TikTok's lawyer, influential Supreme Court litigator Andrew Pincus, responded that in such a scenario, the law would have to be subjected to “strict scrutiny” by the court to determine whether there was a compelling reason for a violation of rights.

Foreign opponents

“There are many U.S. newsrooms – Politico, Business Insider, we talked about Reuters – that are owned by foreign companies,” Pincus said at another point in the discussion.

Judge Neomi Rao interrupted him: “But no foreign opponents.”

Some of TikTok's biggest tech rivals are likely watching the case closely. According to Bloomberg Intelligence, a loss by TikTok is likely to drive more users to Alphabet Inc.'s Google, Meta Platforms Inc. and Snap Inc. It could also hurt Oracle Corp., which provides internet hosting services for TikTok.

The judges also questioned the government's arguments. TikTok is incorporated in the US and may be entitled to free speech protection, Rao said. She asked whether the government was arguing that the split between ByteDance and TikTok US was “a farce”?

Daniel Tenny, the government's lawyer, said they would not make that argument. “The application of the First Amendment is not about entities, it is about activities,” he said. “The expressive activity that the United States is targeting is the creation and maintenance of the recommendation engine and content moderation by ByteDance.”
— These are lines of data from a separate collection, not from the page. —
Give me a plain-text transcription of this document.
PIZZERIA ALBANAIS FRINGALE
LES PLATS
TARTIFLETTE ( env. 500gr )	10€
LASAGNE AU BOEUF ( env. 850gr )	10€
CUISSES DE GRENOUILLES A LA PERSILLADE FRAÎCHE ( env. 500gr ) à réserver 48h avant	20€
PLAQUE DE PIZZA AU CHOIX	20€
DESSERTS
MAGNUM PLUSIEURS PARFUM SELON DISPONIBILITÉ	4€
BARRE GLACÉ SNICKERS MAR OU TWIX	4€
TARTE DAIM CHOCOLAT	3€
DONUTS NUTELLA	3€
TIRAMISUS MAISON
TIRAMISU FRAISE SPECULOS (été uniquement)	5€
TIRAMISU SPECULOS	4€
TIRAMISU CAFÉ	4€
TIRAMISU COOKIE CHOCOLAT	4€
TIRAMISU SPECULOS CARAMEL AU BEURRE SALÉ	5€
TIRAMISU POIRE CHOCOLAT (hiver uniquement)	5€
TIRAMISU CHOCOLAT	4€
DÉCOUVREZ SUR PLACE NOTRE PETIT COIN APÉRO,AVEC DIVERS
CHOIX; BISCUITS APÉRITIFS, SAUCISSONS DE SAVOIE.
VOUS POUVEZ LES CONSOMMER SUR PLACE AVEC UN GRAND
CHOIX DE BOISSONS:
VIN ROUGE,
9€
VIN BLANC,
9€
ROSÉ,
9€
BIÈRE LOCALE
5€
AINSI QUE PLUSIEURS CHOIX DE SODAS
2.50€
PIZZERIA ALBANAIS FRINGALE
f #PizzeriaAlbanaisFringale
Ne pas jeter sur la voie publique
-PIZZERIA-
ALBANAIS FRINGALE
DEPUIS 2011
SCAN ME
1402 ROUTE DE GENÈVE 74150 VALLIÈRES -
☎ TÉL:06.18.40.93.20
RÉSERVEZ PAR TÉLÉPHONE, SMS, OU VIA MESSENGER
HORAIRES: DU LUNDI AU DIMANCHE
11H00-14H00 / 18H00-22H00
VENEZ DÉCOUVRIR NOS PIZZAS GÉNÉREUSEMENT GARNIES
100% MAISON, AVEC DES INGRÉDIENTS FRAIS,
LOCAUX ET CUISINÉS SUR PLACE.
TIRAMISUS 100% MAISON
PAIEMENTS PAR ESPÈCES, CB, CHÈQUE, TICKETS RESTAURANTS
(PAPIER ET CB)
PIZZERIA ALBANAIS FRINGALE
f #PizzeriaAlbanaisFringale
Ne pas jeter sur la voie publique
“There is just a huge amount of information flowing back to China,” he said.

But the panel focused far more on the U.S. government's right to spy on a foreign adversary than on First Amendment concerns, Michael Forde, a lawyer specializing in free speech cases, said in an interview after the hearings. “The justices were definitely tougher on TikTok,” he said.

Law on disinvestment or prohibition

TikTok argued in court filings that the law would unfairly allow the government to “decide that a company can no longer own and publish the innovative and unique voice platform it created,” the company's petition to the court said.

But TikTok's critics – including the lawmakers who drafted the divestment or ban bill – say ByteDance has no constitutional rights because “it is a holding company incorporated abroad and claims in its charter that it does not conduct business in the United States.”

The Justice Department claims that the Chinese government has the ability to require Chinese companies like ByteDance to collect information on its behalf.

“Given TikTok's extensive reach in the United States, China's ability to use TikTok's features to achieve its overarching goal of undermining American interests poses a national security threat of immense depth and magnitude,” the Justice Department wrote in its court filing.

TikTok has questioned whether the government has evidence that China is using the app to collect information about Americans or influence their behavior.

The appeals panel is considering whether the government can use confidential information to argue its case without sharing it with TikTok. TikTok asked for the appointment of a special counsel and a stay of the law if the panel allows the government to use the secret documents.

The judges who will decide the case include Srinivasan, who was appointed by Obama, Rao, who was appointed by Donald Trump, and Douglas Ginsburg, who was appointed by Ronald Reagan.